注;文中には故意に誤字を用いている箇所があります。

 

その笑みに、大きく心を揺さぶられた。

いつも、そう。

あなたの・・・笑み。

僕を束縛する。僕を捕らえる。僕を立ち竦ませる・・・・。

 

今、そのあなたの顔に笑みは無い。

恐怖に引きつって、ガチガチと歯を震えさせて、・・・・・

ああ、僕を引き上げてくれるんですね。

 

もう一度、あなたの震える歯列をわって、舌を差し込む。

あなたの震えを一緒に味わって、そして僕は嬌喜する。

「怖くなんて、ないんですよ・・・・?」

それは本心。

だって僕はあなたを傷つけようなんて少しも思ってない。

 

それでもあなたの目はもう僕を捉えない。

「僕を、もう見てくれないんですか・・・?」

全部が虚になろうとしている。

この闇も、あの光も、僕とあなたの心を二度とは合わせない、そう言っている。

せめてあと少し。

僕に時を。

 

「・・・・・!・・・・・・!!」

「ほら、怖くない・・・・」

僕に時を。

狂っているのは何なのか、知る時間を。


心が消えた。

そう思った。

何も考えたくなくなった。

大事な人を、・・・そう、空気みたいに、

あるのが当たり前でなくなることは考えない存在、・・・その人を。

失った。
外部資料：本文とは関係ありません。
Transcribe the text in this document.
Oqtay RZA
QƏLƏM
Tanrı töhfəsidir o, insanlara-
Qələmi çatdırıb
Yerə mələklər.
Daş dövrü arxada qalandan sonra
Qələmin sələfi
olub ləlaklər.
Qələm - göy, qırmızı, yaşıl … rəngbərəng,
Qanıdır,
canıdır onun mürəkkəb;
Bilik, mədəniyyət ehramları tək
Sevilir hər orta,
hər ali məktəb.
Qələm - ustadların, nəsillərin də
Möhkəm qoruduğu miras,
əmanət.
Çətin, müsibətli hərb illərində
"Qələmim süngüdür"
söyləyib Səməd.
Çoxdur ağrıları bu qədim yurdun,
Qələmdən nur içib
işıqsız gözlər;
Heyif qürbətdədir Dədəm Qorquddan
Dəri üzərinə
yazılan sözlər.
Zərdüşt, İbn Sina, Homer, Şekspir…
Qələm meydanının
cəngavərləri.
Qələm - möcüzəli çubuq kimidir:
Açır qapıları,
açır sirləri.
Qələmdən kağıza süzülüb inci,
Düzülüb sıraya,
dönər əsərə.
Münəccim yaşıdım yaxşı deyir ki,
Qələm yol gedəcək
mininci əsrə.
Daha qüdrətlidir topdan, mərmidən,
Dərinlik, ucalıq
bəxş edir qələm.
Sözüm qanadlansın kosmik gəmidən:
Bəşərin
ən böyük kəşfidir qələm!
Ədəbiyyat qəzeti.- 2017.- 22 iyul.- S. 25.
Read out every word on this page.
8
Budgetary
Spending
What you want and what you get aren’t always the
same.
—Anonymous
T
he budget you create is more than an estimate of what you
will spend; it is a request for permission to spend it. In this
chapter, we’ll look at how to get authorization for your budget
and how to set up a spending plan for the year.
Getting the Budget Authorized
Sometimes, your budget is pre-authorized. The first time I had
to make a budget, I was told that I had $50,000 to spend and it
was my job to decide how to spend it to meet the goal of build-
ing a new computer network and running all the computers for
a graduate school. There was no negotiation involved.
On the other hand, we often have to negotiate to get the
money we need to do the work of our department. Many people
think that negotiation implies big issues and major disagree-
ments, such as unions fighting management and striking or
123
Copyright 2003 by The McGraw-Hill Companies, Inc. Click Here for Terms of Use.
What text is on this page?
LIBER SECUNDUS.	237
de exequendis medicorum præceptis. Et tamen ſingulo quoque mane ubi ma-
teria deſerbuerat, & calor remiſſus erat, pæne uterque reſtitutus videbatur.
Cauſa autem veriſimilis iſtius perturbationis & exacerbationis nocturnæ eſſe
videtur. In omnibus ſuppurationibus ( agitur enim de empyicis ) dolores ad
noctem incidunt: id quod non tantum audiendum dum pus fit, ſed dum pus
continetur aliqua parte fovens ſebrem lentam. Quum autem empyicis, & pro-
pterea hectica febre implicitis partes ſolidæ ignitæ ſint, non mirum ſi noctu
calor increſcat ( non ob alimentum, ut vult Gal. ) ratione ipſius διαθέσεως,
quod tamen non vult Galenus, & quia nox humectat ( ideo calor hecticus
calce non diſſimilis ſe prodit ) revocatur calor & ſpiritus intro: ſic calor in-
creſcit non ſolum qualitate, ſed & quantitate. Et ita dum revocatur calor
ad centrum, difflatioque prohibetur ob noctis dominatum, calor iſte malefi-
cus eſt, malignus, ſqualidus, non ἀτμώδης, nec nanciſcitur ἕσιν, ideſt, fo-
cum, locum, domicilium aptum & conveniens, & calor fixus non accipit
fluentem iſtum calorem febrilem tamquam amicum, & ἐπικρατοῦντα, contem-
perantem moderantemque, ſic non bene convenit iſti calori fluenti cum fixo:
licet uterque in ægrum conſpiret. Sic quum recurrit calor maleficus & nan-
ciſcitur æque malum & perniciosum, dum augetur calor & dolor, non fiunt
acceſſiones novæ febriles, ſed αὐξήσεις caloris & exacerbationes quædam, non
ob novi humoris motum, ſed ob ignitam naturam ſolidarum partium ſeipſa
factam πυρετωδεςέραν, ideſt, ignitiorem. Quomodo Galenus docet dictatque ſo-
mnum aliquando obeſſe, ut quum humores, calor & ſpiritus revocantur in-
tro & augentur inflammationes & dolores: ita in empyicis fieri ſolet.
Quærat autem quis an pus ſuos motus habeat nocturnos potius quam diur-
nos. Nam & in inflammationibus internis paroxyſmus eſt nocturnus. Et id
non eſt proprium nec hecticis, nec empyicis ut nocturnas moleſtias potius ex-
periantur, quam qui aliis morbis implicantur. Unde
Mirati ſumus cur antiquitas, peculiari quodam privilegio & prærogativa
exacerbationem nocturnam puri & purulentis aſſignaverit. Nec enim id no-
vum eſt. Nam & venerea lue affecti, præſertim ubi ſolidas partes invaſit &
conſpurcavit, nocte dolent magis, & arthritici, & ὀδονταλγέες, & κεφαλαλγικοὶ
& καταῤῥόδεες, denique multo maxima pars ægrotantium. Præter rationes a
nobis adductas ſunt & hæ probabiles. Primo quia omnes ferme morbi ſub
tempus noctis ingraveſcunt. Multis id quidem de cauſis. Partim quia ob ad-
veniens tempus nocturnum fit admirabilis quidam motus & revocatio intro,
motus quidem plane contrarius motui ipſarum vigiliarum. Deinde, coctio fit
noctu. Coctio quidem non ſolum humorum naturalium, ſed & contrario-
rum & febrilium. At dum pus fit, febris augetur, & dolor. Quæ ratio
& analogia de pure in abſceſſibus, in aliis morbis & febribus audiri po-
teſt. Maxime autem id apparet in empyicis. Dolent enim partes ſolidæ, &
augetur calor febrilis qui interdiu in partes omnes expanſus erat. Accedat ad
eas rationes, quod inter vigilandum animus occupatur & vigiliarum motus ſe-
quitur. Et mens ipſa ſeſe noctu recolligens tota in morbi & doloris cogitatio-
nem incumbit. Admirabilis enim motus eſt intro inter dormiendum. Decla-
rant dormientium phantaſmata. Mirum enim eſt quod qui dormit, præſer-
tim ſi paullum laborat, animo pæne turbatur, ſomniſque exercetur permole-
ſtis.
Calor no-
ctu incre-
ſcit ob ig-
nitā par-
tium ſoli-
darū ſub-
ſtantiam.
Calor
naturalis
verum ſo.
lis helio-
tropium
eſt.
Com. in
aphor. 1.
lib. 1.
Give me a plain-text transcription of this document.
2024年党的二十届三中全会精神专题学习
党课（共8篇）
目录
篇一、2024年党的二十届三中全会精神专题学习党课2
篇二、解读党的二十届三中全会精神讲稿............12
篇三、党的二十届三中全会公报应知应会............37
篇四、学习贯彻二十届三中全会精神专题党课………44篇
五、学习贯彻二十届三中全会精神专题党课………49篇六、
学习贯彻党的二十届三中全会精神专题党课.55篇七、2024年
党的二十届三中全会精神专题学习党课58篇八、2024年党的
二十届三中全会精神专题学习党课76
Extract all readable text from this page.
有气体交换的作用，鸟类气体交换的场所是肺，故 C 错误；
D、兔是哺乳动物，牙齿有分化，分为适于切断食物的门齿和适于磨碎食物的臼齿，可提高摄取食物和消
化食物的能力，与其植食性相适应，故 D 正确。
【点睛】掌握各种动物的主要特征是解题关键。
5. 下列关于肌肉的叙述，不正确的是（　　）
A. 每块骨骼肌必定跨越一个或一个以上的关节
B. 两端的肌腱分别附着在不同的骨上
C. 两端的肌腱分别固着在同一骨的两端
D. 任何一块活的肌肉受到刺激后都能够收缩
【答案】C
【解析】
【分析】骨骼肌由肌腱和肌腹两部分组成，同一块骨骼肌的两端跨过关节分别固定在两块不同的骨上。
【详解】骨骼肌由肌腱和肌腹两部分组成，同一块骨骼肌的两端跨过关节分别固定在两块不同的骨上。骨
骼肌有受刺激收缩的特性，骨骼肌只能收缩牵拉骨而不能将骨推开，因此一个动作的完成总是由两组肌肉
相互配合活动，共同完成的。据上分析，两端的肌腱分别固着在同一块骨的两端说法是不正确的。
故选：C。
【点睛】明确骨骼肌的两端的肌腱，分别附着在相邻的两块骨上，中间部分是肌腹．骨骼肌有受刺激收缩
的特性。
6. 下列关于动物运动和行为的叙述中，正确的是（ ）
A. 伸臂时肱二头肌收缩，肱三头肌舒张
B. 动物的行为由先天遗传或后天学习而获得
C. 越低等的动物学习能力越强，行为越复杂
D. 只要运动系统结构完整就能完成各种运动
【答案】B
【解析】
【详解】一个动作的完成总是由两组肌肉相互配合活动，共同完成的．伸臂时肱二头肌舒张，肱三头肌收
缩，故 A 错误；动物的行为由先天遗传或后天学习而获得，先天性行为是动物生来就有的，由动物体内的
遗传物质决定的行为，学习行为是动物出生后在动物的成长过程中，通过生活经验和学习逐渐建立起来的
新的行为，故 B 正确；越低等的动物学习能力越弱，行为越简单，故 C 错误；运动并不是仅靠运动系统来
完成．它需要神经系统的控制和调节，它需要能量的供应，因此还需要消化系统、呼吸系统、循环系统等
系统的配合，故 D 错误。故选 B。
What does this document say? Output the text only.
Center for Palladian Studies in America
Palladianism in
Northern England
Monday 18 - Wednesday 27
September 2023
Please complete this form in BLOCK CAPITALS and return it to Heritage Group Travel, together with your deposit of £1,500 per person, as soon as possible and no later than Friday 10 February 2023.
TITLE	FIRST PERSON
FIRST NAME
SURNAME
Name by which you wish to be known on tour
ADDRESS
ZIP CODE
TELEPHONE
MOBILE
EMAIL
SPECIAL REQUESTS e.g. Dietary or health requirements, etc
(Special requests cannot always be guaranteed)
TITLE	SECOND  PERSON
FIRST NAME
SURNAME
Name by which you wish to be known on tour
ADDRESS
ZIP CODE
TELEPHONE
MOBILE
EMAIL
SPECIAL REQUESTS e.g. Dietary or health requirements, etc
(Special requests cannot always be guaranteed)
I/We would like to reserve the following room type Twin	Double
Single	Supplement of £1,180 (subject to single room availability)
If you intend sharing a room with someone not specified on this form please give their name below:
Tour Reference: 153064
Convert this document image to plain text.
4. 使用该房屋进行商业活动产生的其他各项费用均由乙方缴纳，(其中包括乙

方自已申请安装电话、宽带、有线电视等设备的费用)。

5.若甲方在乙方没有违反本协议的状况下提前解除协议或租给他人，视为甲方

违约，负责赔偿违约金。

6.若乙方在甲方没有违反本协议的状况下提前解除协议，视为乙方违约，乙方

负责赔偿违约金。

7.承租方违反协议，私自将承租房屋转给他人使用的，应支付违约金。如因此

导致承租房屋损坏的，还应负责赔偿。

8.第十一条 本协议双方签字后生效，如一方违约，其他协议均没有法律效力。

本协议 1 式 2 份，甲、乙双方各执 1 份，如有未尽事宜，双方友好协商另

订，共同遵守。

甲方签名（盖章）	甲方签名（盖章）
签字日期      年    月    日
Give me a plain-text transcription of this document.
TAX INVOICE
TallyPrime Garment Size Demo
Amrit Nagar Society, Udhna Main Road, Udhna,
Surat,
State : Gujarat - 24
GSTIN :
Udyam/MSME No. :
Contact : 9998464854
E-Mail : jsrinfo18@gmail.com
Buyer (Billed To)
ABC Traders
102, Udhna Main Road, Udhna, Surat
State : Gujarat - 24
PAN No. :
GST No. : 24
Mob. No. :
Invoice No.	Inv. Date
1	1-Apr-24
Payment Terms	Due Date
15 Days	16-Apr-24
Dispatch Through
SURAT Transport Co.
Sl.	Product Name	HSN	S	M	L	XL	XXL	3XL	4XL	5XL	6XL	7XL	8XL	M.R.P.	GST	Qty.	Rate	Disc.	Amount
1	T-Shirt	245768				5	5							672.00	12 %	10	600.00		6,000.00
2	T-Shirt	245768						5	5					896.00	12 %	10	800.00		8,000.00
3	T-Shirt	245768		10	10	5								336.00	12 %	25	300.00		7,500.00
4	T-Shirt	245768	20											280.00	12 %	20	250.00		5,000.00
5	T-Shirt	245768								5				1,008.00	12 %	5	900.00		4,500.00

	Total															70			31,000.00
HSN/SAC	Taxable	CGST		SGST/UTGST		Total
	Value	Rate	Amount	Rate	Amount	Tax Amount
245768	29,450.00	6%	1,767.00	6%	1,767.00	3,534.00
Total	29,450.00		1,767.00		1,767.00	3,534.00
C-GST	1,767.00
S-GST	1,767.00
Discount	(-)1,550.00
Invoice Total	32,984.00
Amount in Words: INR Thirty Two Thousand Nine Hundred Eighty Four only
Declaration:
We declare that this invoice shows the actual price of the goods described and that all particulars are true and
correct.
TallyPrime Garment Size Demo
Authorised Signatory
・・・そう、思った。

そう思えば、少しは、助かるんじゃないかと考えながら。

 

そして、怖かった。

失ったものの大きさが、怖かった。

それを受け止める自分、どこか予想していた自分、・・それも、怖かった。

 

自覚する。

不思儀、だ。

芽生えてはならないものが頭をもたげ、

咲いてはならないものが、・・・華々しく、散ることも知らず、この中に。

 

何が異奇しいのか、わからない、でも、何かが。確実に、歪んで。

 

俺が、望んで・・・・・・そして、今に、至る。

 

 


 

二人とも、堕。
今度は太一さんも。


みゆまいら/20010430。